Wesel Geteiltes Echo auf Aus für Sperrklausel

Wesel · Der Verfassungsgerichtshof hat die 2,5-Prozent-Sperrklausel für die Räte und Kreistage gekippt. Eine Umfrage in der Region zeigt: Nicht alle begrüßen dies.

Dieses Urteil betrifft alle Kommunalparlamente, gespannt waren also auch die Politiker aus Wesel, Hamminkeln, Schermbeck und Hünxe auf das, was der Verfassungsgerichtshof gestern entschieden hat. Im Ergebnis wurde die von SPD, Grünen und CDU auf Landesebene im Juni 2016 beschlossene Sperrklausel von 2,5 Prozent für die Gemeinderäte und Kreistage gekippt. Sie sah vor, dass Parteien und Wählervereinigungen mindestens 2,5 Prozent der Zweitstimmen holen müssen, um in die Parlamente einzuziehen. Das Ansinnen der Antragsteller war, die Arbeit der Räte zu erleichtern. Immer mehr Kleinparteien und Wählerbündnisse würden den Betrieb erschweren, lautete die Begründung.

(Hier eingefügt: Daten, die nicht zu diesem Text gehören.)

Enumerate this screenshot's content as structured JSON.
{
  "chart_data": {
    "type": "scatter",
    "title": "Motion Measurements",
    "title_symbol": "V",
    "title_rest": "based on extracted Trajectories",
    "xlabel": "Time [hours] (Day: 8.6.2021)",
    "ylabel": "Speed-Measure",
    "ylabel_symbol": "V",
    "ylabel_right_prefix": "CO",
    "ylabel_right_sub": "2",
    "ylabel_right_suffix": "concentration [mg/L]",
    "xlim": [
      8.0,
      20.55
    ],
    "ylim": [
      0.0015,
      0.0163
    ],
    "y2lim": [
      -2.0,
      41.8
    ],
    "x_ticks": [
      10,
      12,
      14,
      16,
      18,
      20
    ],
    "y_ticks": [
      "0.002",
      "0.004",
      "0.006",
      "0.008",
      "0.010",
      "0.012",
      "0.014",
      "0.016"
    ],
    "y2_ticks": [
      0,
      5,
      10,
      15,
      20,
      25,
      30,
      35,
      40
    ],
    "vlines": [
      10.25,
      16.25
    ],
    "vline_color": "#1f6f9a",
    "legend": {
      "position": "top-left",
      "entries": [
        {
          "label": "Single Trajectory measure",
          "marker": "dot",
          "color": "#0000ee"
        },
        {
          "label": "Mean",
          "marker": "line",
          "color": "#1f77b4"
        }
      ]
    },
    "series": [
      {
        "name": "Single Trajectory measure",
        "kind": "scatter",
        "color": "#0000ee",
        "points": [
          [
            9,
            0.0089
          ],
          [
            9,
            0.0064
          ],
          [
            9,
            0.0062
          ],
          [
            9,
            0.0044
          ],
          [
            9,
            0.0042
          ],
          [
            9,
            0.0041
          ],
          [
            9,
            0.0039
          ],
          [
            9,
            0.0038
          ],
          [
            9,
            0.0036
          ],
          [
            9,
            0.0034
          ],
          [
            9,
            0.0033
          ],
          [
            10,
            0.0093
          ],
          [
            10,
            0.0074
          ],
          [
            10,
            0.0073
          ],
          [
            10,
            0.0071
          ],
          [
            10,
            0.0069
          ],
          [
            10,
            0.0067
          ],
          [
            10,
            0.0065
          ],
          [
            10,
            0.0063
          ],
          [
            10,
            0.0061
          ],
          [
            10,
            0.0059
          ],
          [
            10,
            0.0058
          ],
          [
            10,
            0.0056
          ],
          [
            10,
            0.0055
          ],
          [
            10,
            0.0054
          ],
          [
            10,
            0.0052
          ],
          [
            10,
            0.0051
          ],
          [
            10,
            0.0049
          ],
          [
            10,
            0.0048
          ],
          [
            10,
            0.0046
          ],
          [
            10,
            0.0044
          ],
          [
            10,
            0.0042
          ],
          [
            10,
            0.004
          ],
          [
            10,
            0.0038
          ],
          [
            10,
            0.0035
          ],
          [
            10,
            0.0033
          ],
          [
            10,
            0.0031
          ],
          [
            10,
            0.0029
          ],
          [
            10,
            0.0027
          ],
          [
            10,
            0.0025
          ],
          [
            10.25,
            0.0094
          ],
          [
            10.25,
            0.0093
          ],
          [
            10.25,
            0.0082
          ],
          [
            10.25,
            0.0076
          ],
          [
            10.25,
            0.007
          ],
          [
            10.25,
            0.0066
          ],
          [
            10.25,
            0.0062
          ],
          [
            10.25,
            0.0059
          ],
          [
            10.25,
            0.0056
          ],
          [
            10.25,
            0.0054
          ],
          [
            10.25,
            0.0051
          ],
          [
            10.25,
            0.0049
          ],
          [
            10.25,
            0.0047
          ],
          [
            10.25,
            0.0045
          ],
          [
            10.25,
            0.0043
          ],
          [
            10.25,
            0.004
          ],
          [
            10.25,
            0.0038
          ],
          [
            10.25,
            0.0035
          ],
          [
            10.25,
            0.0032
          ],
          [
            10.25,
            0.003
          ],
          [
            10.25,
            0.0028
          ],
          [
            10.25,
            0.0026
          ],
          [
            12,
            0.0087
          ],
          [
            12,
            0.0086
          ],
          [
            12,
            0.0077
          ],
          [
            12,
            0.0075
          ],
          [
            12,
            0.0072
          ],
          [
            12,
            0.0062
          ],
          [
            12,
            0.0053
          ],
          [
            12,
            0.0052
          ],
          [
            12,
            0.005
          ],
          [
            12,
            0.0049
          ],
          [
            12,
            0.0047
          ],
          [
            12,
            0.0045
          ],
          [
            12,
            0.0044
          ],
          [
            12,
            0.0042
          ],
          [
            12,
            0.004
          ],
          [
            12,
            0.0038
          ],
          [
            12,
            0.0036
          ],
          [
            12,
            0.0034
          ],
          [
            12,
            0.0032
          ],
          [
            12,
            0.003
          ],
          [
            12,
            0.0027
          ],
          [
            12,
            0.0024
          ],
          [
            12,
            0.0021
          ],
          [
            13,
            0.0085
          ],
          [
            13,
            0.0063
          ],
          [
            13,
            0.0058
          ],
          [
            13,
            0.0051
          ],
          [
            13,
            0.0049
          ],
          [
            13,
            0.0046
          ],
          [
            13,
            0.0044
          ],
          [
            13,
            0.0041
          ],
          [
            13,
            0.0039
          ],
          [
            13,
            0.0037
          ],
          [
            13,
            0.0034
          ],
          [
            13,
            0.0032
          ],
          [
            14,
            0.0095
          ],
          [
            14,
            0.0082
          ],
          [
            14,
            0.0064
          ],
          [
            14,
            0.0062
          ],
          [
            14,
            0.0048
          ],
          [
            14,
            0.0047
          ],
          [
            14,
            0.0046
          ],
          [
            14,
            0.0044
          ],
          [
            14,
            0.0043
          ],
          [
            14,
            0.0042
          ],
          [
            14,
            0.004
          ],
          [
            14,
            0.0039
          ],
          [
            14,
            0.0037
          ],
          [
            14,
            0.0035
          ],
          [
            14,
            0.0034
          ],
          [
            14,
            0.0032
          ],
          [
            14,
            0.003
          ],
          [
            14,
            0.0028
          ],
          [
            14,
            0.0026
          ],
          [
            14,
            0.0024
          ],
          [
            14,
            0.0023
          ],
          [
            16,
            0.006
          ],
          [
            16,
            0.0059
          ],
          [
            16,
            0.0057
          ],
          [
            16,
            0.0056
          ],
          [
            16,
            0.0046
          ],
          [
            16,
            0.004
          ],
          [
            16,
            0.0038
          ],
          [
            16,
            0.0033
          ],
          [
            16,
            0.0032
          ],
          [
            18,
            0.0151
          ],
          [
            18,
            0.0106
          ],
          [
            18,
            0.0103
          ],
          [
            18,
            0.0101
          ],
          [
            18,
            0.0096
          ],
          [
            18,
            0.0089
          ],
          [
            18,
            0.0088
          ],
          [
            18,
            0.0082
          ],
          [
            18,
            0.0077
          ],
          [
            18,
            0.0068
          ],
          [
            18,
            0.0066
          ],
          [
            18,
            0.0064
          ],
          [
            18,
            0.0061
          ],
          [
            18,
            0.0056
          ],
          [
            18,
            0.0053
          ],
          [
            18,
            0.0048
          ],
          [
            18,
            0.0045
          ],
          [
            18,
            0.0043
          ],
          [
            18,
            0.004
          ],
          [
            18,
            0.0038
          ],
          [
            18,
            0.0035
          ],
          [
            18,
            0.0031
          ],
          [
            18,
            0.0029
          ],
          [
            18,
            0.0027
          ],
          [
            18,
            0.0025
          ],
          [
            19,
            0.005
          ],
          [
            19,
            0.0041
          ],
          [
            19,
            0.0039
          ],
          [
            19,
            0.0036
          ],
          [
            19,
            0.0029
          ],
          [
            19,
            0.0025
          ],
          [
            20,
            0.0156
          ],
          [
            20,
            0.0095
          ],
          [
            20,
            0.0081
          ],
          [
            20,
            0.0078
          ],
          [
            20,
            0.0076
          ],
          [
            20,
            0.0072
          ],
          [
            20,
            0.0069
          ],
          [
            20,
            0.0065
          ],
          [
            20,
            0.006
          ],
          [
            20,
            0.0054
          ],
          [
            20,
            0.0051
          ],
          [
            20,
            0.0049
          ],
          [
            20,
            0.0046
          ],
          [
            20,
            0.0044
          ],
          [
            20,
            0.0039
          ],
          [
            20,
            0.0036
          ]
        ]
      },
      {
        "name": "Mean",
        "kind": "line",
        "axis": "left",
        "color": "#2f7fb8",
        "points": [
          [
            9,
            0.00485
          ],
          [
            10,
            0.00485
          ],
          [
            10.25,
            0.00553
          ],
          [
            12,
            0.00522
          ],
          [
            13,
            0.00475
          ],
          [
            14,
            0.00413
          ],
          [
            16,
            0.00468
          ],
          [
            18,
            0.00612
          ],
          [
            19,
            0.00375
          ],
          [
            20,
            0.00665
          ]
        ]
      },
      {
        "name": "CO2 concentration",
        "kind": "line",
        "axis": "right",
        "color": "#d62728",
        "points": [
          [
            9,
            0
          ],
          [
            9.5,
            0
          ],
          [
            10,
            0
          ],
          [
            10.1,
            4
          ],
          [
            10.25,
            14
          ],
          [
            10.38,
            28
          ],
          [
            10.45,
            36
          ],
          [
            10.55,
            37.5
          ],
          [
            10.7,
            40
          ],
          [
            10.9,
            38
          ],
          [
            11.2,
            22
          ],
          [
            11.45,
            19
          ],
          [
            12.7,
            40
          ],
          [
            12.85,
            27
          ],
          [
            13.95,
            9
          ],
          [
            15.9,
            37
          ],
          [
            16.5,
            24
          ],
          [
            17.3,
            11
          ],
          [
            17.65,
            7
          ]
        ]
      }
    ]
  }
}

Überraschend ist, was die Kommunalpolitiker am Niederrhein über das Urteil sagen. Im Gespräch gestern fanden sich kaum Fürsprecher für eine Aufhebung der Sperrklausel. Selbst Vertreter kleinerer Parteien in den Räten wie Helmut Wisniewski von der USD-Fraktion in Hamminkeln oder Klaus Roth von der Fraktion BfB in Schermbeck begrüßten im Prinzip die Idee der Sperrklausel. "Ich hätte auch mit der 2,5-Prozent-Hürde leben können", sagte der Schermbecker Klaus Roth auf Anfrage. Er habe die Sorge, dass künftig mehr Splitterparteien und Einzelkämpfer in den Räten sitzen. Helmut Wisniewski teilt die Befürchtung: "Mehr Parteien, mehr Anträge, längere Sitzungen, aber nicht immer auch bessere Ergebnisse." Auch die Vertreter der großen Parteien, die sich für die Sperrklausel stark gemacht hatten, sind vom Urteil enttäuscht. "Wenn ich die Verhältnisse im Duisburger Rat sehe, wo die Sitzungen teilweise bis nach Mitternacht dauern, weil es so viele Anträge gibt, dann war der Gedanke einer Sperrklausel richtig", sagt Jürgen Linz, Fraktionschef der CDU in Wesel. Ludger Hovest, Fraktionschef der SPD im Weseler Rat, sagt: "In Wesel gibt es zwar aktuell keine Probleme mit Einzelkämpfern, aber ich fürchte, dass damit die Zahl der Parteien im Rat steigt."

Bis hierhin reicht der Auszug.